Craig Spencer, the NYC doctor who contracted Ebola in West Africa, has been declared Ebola-free and will be released from Bellevue Hospital on Tuesday.
Signs regarding the ebola outbreak and treatment are posted at the entrance to Bellevue Hospital on Oct. 27, 2014 in New York, N.Y. (Photo by Andrew Burton/Getty)
Signs regarding the ebola outbreak and treatment are posted at the entrance to Bellevue Hospital on Oct. 27, 2014 in New York, N.Y.

New York City doctor Craig Spencer has been declared Ebola-free and will be released from a New York City hospital on Tuesday morning, leaving U.S. hospitals free of patients with the deadly disease. 

New York City's health department said in a statement that Spencer was free of the Ebola virus and "poses no public health risk," warranting his discharge.

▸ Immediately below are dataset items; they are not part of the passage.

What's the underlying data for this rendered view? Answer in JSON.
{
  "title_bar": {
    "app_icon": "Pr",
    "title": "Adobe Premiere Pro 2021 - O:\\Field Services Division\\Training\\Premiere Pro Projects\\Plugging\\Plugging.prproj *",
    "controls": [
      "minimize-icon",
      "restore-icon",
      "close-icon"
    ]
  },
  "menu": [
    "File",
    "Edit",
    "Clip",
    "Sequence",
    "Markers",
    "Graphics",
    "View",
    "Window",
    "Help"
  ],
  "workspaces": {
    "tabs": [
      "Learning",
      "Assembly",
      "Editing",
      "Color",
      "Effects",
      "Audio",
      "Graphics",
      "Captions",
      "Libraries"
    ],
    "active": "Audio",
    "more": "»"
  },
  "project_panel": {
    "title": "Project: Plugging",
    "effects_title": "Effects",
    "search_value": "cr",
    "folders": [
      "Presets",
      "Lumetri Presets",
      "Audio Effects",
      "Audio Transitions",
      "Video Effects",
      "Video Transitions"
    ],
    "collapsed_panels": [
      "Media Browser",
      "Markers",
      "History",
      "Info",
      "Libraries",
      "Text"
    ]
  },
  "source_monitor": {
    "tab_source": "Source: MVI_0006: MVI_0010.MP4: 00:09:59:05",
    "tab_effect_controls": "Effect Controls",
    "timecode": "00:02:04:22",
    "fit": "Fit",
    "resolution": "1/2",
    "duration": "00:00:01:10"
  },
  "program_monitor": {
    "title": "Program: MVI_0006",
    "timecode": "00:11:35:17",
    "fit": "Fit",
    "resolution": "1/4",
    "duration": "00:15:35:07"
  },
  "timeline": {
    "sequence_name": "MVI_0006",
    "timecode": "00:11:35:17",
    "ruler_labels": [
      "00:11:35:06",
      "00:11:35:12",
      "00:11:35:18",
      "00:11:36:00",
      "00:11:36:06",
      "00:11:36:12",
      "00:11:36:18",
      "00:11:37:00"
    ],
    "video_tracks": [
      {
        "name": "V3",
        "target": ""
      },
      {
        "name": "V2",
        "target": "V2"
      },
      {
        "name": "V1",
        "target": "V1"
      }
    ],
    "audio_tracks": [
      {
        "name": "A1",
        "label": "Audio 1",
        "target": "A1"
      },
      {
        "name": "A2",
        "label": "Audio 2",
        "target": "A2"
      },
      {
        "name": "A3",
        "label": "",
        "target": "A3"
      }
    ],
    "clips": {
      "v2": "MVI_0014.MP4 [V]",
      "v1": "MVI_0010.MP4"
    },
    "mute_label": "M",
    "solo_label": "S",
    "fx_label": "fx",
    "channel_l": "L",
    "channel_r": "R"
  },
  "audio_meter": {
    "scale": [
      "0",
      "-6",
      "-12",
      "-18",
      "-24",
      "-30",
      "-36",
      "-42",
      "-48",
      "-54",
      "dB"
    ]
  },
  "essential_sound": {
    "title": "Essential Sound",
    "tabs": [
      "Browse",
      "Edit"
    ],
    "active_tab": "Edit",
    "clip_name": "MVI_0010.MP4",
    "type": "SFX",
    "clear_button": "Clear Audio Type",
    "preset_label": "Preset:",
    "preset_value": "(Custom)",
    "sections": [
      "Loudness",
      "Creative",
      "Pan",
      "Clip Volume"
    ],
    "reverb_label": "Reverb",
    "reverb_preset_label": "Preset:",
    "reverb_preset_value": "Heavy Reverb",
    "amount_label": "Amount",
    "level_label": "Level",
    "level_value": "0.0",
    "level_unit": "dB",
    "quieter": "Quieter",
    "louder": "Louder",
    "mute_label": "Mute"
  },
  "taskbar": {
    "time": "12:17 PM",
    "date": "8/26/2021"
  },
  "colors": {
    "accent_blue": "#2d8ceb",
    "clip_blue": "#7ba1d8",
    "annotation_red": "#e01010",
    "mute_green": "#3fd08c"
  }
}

Spencer, 33, was hospitalized on Oct. 23 after registering a fever of 100.3. His movements around the city before his hospitalization prompted the New York and New Jersey governors to impose mandatory quarantine orders for health care workers returning from the Ebola zone, leading to nurse Kaci Hickox's quarantine in Newark, New Jersey. 

Spencer contracted Ebola after working with patients through Doctors Without Borders in Guinea. International aid groups and global health experts say that staffing shortages are one of the biggest barriers to stopping the disease. 

Spencer was the fourth person in the U.S. to be diagnosed with Ebola. Thomas Eric Duncan, a Liberian man, was the first and, thus far, only person to die of the disease. Nurses Amber Vinson and Nina Pham, who contracted Ebola after treating Duncan, have both recovered and been released.